Ji-Woong lives beyond his means in order to hang with his equally lazy and well kept friends thanks to the steady cash flow injection from his mother’s restaurant – until a wild boar rampages through the premises and destroys everything in its wake. Without this monetary lifeline, Ji-Woong is up the proverbial creek, but that doesn’t stop him from lying about working for a top telecoms company in order to impress materialistic Gyung-Joo aka “Mint” (Shin So-Yul), who only likes Ji-Woong when he’s splashing the cash. The fact he can’t even afford a packet of three when Mint is in the mood leaves him wide open for Hong-Sil’s money making master plan. While she is a normally confident person, she has no friends, although she tries her hardest to impress her financial advisor Gwan-Woo (Lee Sang-Yeob) who suggests a dual savings scheme to Hong-Sil which will earn her twenty million won, hence the need for Ji-Woong’s presence. But while Hong-Sil is selling empty bottles and raiding empty houses for re-sellable goods, her gambler father pops by to borrow money which he can’t repay, straining their relationship further than it already is.

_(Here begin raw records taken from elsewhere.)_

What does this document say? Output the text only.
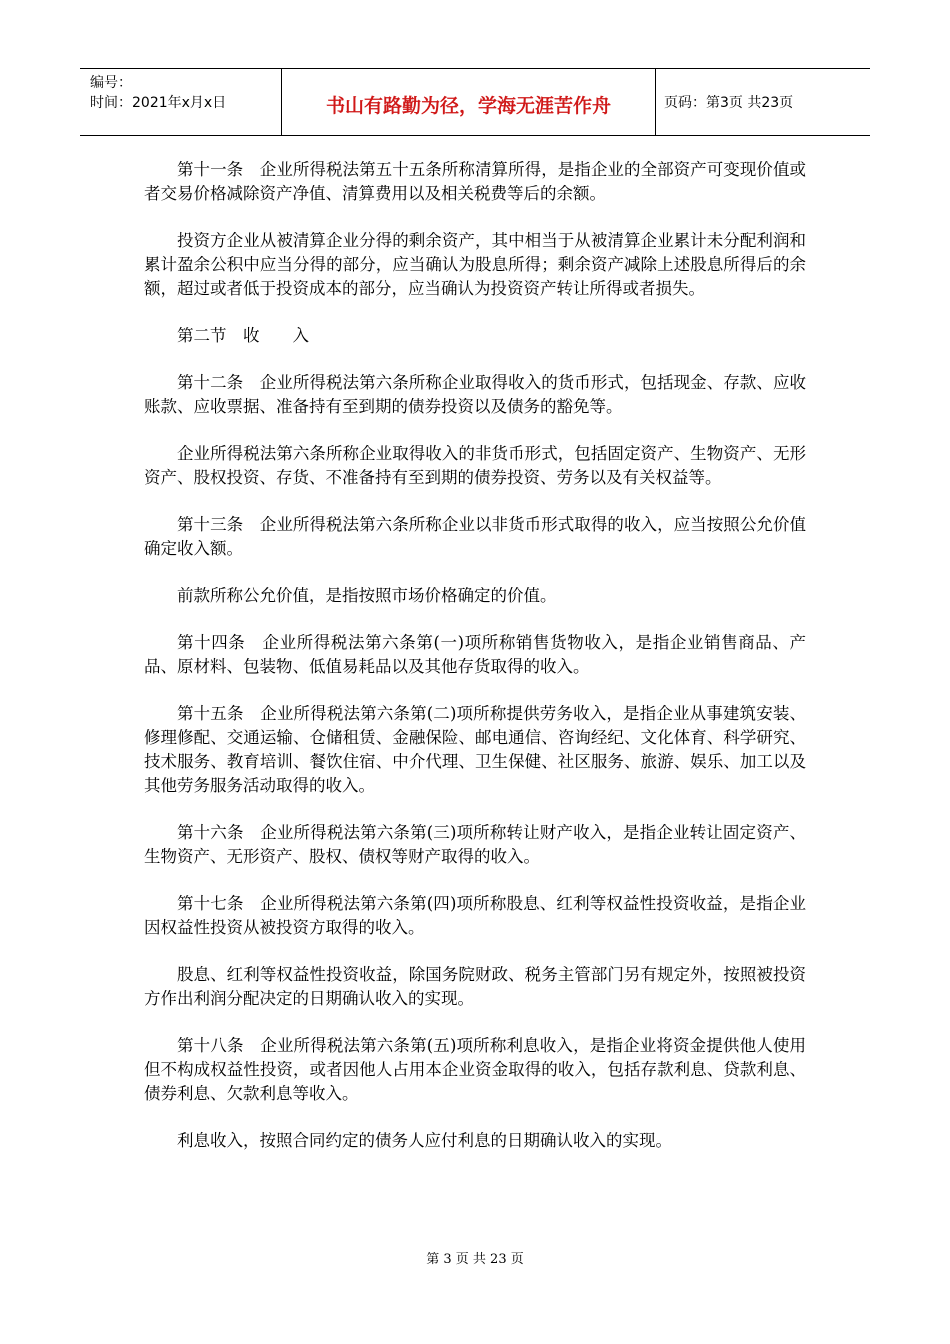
编号：
时间：2021年x月x日	书山有路勤为径，学海无涯苦作舟	页码：第3页 共23页

第十一条　企业所得税法第五十五条所称清算所得，是指企业的全部资产可变现价值或者交易价格减除资产净值、清算费用以及相关税费等后的余额。

投资方企业从被清算企业分得的剩余资产，其中相当于从被清算企业累计未分配利润和累计盈余公积中应当分得的部分，应当确认为股息所得；剩余资产减除上述股息所得后的余额，超过或者低于投资成本的部分，应当确认为投资资产转让所得或者损失。

第二节　收　　入

第十二条　企业所得税法第六条所称企业取得收入的货币形式，包括现金、存款、应收账款、应收票据、准备持有至到期的债券投资以及债务的豁免等。

企业所得税法第六条所称企业取得收入的非货币形式，包括固定资产、生物资产、无形资产、股权投资、存货、不准备持有至到期的债券投资、劳务以及有关权益等。

第十三条　企业所得税法第六条所称企业以非货币形式取得的收入，应当按照公允价值确定收入额。

前款所称公允价值，是指按照市场价格确定的价值。

第十四条　企业所得税法第六条第(一)项所称销售货物收入，是指企业销售商品、产品、原材料、包装物、低值易耗品以及其他存货取得的收入。

第十五条　企业所得税法第六条第(二)项所称提供劳务收入，是指企业从事建筑安装、修理修配、交通运输、仓储租赁、金融保险、邮电通信、咨询经纪、文化体育、科学研究、技术服务、教育培训、餐饮住宿、中介代理、卫生保健、社区服务、旅游、娱乐、加工以及其他劳务服务活动取得的收入。

第十六条　企业所得税法第六条第(三)项所称转让财产收入，是指企业转让固定资产、生物资产、无形资产、股权、债权等财产取得的收入。

第十七条　企业所得税法第六条第(四)项所称股息、红利等权益性投资收益，是指企业因权益性投资从被投资方取得的收入。

股息、红利等权益性投资收益，除国务院财政、税务主管部门另有规定外，按照被投资方作出利润分配决定的日期确认收入的实现。

第十八条　企业所得税法第六条第(五)项所称利息收入，是指企业将资金提供他人使用但不构成权益性投资，或者因他人占用本企业资金取得的收入，包括存款利息、贷款利息、债券利息、欠款利息等收入。

利息收入，按照合同约定的债务人应付利息的日期确认收入的实现。

第 3 页 共 23 页
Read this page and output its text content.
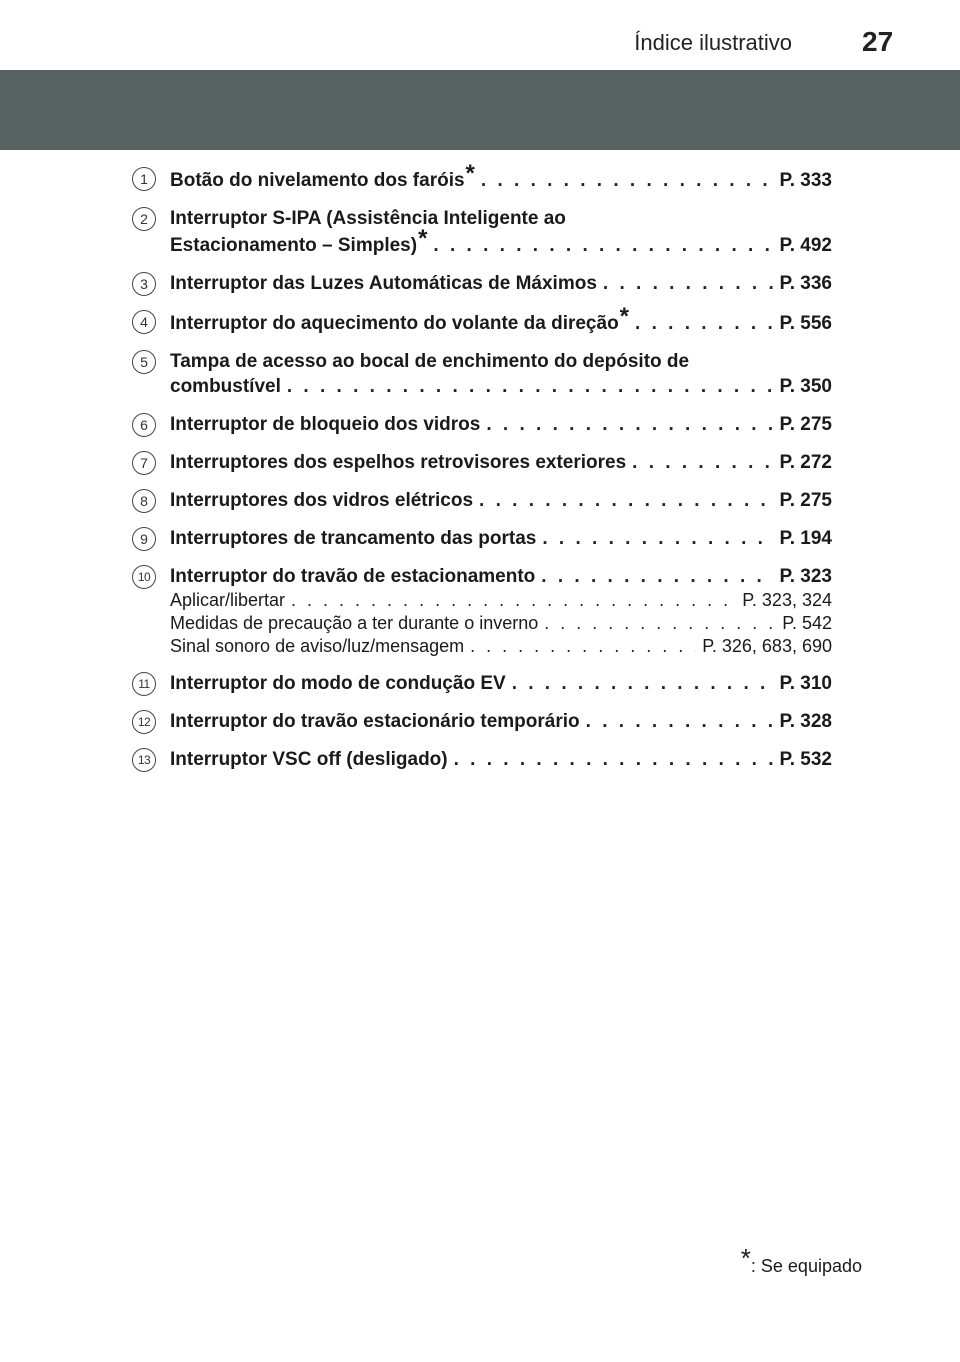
Índice ilustrativo	27
1	Botão do nivelamento dos faróis* . . .	P. 333
2	Interruptor S-IPA (Assistência Inteligente ao
Estacionamento – Simples)* . . .	P. 492
3	Interruptor das Luzes Automáticas de Máximos . . .	P. 336
4	Interruptor do aquecimento do volante da direção* . . .	P. 556
5	Tampa de acesso ao bocal de enchimento do depósito de
combustível . . .	P. 350
6	Interruptor de bloqueio dos vidros . . .	P. 275
7	Interruptores dos espelhos retrovisores exteriores . . .	P. 272
8	Interruptores dos vidros elétricos . . .	P. 275
9	Interruptores de trancamento das portas . . .	P. 194
10	Interruptor do travão de estacionamento . . .	P. 323
Aplicar/libertar . . .	P. 323, 324
Medidas de precaução a ter durante o inverno . . .	P. 542
Sinal sonoro de aviso/luz/mensagem . . .	P. 326, 683, 690
11	Interruptor do modo de condução EV . . .	P. 310
12	Interruptor do travão estacionário temporário . . .	P. 328
13	Interruptor VSC off (desligado) . . .	P. 532
*: Se equipado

Some of the schemes Hong-Sil ropes Ji-Woong into may seem a tad immoral at first but really aren’t, compared to the deal Gwan-Wo has set up. Others are quite ingenious – such as the illuminated shuttlecocks (and guess who caused the blackout on the badminton courts in the first place?) or the wedding guest scheme where they make up the numbers at a wedding party for a small fee. But while Hong-Sil insists that Ji-Woong saves all of his money, the lure of getting intimate with Mint proves to be too strong and one pair of expensive shows later threatens to undermine all of their hard work.

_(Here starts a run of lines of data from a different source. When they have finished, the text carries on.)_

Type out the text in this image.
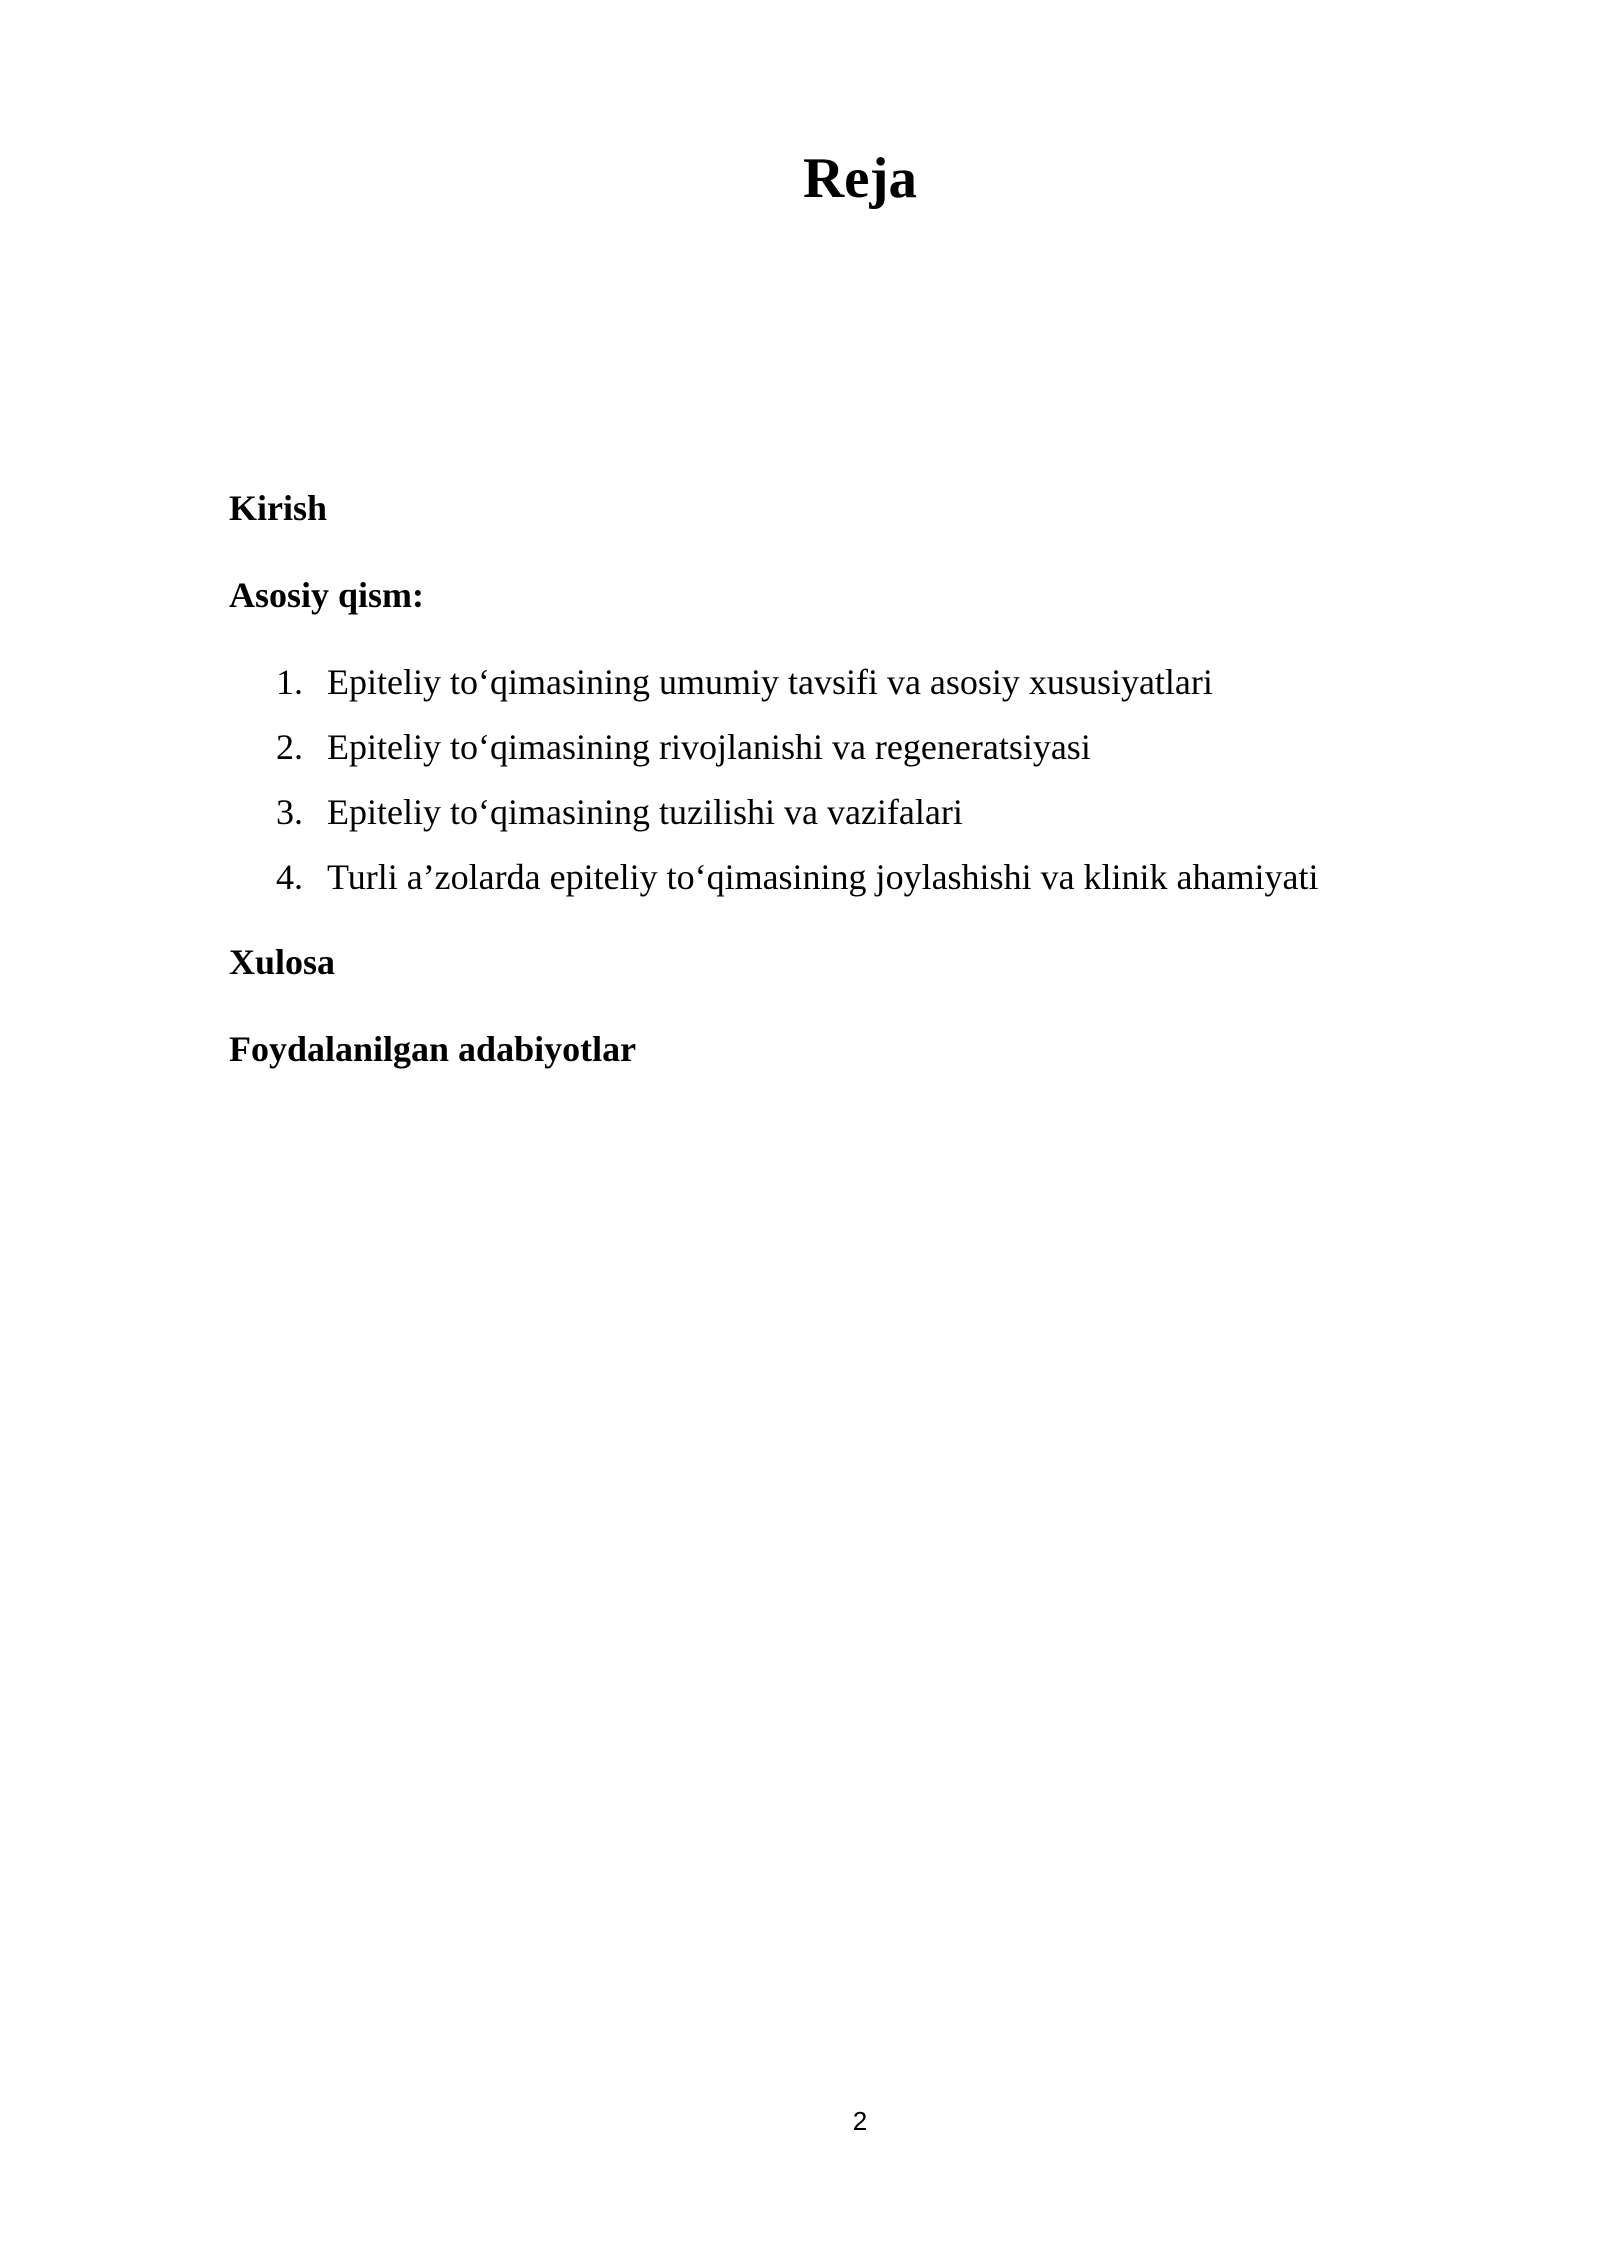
Reja
Kirish
Asosiy qism:
1. Epiteliy to‘qimasining umumiy tavsifi va asosiy xususiyatlari
2. Epiteliy to‘qimasining rivojlanishi va regeneratsiyasi
3. Epiteliy to‘qimasining tuzilishi va vazifalari
4. Turli a’zolarda epiteliy to‘qimasining joylashishi va klinik ahamiyati
Xulosa
Foydalanilgan adabiyotlar
2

What is a nice touch about this film in that while it is almost a given that Hong-Sil and Ji-Woong will pair up in the end, the hints of this are well and truly buried for the majority of the film with not even the hint of an awkward drunken kiss to tease the viewers. Instead it is the trust that forms between the two, especially on Ji-Woong’s part, which is the bond to be focused on here as both are too busy pursuing romantic interest elsewhere. Free from all of the typical rom-com clichés and tensions the story of financial exploits of the lead duo is therefore given more room to breathe. This does mean the heavy drama is crammed into the final act and thus we rush to the emotional climax but we care more about the characters and the importance of the actions taken since time was given to getting this aspect of the story over. And with two energetic and likeable leads in Song Joong-Ki and Han Ye-Seul make this an easier film to watch.
Penny Pinchers sails close to the usual rom-com conventions without getting too wet and while it offers little in the way of originality in its formula, it is nonetheless a pleasant and undemanding watch.